Thomas has read her lease, which ends in October. She's never thought much about the paragraphs outlining how she or her guests are supposed to behave. Thomas considered herself an exemplary tenant, and she always paid her rent on time.
She wouldn't have let Tyrone Burks, 45, of Linwood Drive, in her apartment, which is off Gum Branch Road, last Friday evening if she thought he was going to pull out a gun and start shooting, she said.
"I didn't feel he would do something like this," Thomas said. "That's why I invited him in."
But apparently the commotion that Thomas caused as she attempted to get away from Burks violated her lease agreement.
According to the eviction notice, Thomas and her guests cannot behave in a loud or obnoxious manner. They also can't disturb or "threaten the rights, comfort, health, safety or convenience of others (including agents and employees) in or near the apartment community, disrupting our business operations."
Thomas said she is being treated unfairly.
"I shouldn't be victimized again for something I didn't do," Thomas said.
Thomas had a visit from Burks at about 7:30 p.m. Friday. She's known him for about two and a half years. They both worked for the state Department of Correction in Burgaw. She was a case manager, and he was a corrections officer.
They dated for about two years until Thomas broke off the relationship three months ago. It was a decision that didn't sit well with Burks, but Thomas never expected that he would try to kill her because of it.
Thomas didn't want to relive the details of his attack all over again. She deferred to the account Jacksonville police told The Daily News following the shooting.
She did say that once Burks pulled out his .45-caliber gun, she ran down the stairs of her second-story apartment and tried to get out the front door.
"He was punching and beating me upside my head with the gun," Thomas said.
He discharged a round in the apartment, and she got away by jumping off of her balcony - a move that broke her left foot. She tried to get away, but he kept shooting.
"He was standing right over me shooting," she said. "I just believe God was right next to me."
She also thinks her survivor side kicked in. She has no doubt her professional training - she was a Marine for four years and a Jacksonville police officer for a year - helped as well.
Burks left in a 1992 Camaro. He jumped out of the car on U.S. 17, just past New River Air Station. He was charged with attempted first-degree murder, assault with a deadly weapon with intent to kill inflicting serious injury, felony speeding to elude arrest and speeding 115 mph in a 55-mph zone. He is in Onslow County Jail under $200,000.

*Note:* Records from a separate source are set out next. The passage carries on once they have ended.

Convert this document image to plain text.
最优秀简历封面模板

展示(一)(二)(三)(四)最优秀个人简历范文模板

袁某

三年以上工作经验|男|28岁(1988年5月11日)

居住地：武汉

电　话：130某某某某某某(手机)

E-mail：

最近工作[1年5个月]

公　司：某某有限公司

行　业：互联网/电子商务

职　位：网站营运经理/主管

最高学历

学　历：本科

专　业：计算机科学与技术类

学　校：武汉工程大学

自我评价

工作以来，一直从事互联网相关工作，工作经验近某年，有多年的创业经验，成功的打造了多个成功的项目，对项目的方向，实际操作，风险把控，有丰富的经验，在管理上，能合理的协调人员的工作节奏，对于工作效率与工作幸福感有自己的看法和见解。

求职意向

Thomas was hit in the right palm, right forearm, right breast, upper left chest, left thigh and left buttocks. Doctors are still waiting for the bullet in her chest to move closer to the surface before removing it. The one lodged between her tailbone and hip won't be removed unless it becomes too painful, she said.
She is confined to her bed until Friday when she is supposed to get a cast put on her broken foot and shattered hand. Thomas, her 3-year-old son and 18-year-old niece, who all live in her three-bedroom apartment, have nowhere to go. She also doesn't know how she can possibly move out by Monday.
She called Ann Waters, community director of Liberty Crossing Apartments, who referred her to Peggy Piche, the district manager of United Dominion Residential Community, which owns the apartment complex. Thomas said Piche told her it was beyond her control and that it's in the lease. Thomas said Piche recommended that she ask Waters to give her extension.
"I don't understand how they can blame me for something that is out of my control," Thomas said. "I was not doing the violence. I was the victim. I shouldn't be treated like the perpetrator."